Beaches are a primary coastal defence, and provide significant economic and ecological benefits. Beach stability depends on the balance between erosion and recovery processes. Erosion is relatively well understood, however, recovery has been largely overlooked. In particular, low-wave energy estuarine beaches are highly vulnerable as they tend to be narrow, low-lying, prone to coastal flooding, and are sensitive to even small changes in wave climate. They are widespread globally, and often densely populated. Fundamental data of erosion and recovery pathways and rates are needed from estuarine beaches to reduce uncertainties in planning and management. This research focuses on the erosive impacts of storms on estuarine beaches, and recovery rates after an extreme storm event, relative to the geomorphic setting.

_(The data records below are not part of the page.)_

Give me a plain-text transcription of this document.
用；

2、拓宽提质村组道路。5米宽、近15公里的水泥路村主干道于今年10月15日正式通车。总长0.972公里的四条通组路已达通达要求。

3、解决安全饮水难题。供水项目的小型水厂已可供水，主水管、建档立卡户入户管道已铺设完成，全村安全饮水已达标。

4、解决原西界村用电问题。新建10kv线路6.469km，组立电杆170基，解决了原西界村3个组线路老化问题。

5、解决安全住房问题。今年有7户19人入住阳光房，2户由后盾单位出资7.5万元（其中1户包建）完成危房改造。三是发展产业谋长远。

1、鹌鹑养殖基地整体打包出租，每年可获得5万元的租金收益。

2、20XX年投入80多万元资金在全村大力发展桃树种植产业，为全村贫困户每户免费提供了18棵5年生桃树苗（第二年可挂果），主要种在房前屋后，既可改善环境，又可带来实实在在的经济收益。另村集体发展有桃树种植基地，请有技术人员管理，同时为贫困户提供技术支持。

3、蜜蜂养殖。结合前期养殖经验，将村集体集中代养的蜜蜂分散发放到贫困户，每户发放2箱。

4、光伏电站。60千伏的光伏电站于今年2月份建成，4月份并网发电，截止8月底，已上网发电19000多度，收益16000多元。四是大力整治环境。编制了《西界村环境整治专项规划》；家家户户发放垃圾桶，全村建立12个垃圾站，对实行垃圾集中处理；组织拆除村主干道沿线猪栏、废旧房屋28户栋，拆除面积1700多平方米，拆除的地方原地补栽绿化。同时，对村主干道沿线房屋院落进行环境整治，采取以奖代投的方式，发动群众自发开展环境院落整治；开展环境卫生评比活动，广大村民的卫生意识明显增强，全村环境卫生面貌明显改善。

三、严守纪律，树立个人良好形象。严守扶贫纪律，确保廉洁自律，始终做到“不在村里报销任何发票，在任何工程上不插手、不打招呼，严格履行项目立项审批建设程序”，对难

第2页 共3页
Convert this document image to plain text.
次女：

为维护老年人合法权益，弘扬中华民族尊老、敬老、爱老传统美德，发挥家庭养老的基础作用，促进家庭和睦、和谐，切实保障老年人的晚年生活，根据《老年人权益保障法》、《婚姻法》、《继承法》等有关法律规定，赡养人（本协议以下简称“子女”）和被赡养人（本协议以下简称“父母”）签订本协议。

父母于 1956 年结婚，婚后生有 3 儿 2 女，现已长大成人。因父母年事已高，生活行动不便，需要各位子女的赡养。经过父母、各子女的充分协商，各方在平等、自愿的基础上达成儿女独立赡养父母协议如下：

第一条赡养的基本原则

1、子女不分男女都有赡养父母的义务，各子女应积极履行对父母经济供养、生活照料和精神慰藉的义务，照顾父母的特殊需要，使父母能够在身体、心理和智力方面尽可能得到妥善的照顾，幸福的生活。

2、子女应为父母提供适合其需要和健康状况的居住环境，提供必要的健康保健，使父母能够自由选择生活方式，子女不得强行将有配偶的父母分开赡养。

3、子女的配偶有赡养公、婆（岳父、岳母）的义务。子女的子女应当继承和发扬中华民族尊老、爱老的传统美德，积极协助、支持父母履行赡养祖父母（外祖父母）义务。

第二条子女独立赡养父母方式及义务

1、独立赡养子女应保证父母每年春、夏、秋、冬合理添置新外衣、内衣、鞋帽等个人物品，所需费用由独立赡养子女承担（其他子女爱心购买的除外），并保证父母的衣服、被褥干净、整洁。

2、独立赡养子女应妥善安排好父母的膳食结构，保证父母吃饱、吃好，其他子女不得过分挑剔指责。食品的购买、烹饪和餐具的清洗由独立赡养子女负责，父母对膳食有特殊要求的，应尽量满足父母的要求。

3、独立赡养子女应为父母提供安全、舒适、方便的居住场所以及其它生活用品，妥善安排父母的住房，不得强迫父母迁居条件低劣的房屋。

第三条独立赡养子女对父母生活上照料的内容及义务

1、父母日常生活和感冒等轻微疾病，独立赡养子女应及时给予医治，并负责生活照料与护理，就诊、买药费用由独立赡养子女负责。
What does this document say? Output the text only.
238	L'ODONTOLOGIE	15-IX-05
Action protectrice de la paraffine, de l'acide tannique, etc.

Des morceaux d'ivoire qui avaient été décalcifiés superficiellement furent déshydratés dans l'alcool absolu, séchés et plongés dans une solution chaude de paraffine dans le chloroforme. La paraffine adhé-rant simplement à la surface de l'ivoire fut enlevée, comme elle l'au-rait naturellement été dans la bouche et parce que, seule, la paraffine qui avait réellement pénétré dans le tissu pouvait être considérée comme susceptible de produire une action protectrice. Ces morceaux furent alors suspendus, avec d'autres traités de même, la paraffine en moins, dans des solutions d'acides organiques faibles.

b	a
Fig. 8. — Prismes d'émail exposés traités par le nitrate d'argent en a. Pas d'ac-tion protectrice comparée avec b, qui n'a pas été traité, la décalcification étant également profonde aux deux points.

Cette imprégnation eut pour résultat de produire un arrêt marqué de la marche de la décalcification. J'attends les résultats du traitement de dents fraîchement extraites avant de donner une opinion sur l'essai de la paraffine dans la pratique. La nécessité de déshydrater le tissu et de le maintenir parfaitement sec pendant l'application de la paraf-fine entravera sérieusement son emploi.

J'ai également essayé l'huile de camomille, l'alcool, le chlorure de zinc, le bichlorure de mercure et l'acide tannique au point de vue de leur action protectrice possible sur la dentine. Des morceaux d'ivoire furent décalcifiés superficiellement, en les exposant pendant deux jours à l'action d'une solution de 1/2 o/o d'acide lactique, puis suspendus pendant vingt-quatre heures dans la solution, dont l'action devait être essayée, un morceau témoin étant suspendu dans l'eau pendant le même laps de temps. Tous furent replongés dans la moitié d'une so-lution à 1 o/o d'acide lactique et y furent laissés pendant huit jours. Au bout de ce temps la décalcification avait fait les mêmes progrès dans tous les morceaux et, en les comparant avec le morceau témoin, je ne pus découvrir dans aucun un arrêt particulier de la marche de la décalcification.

This is a key missing parameter for determining the vulnerability of estuarine coasts to climate change. We focus on 8 estuarine beaches in Sydney (Australia), with various levels of exposure to ocean swells/ prevailing winds, and relationships to flood tidal deltas. We track erosion and recovery after a severe East Coast Low in June 2016, where peak waves (up to 17.7 m offshore maximum wave height) coincided with spring tides, and waves came from an unusual direction (NE). The worst erosion (0.88 m3/m) occurred at one of the most sheltered beaches with a westerly aspect, while accretion occurred on the eastern shore beaches. Simultaneously, the storm had negligible impact on the most exposed beaches. Recovery rates on the eroded beaches have been very slow (~0.07–0.2 m3/m/month), and largely below mean sea level. Almost one year after the erosive event, the upper beach and dune remain severely eroded. Preliminary analysis suggests ebb dominance, and the significantly stronger tidal current at the bottom suggest an important role of tidal currents in beach recovery.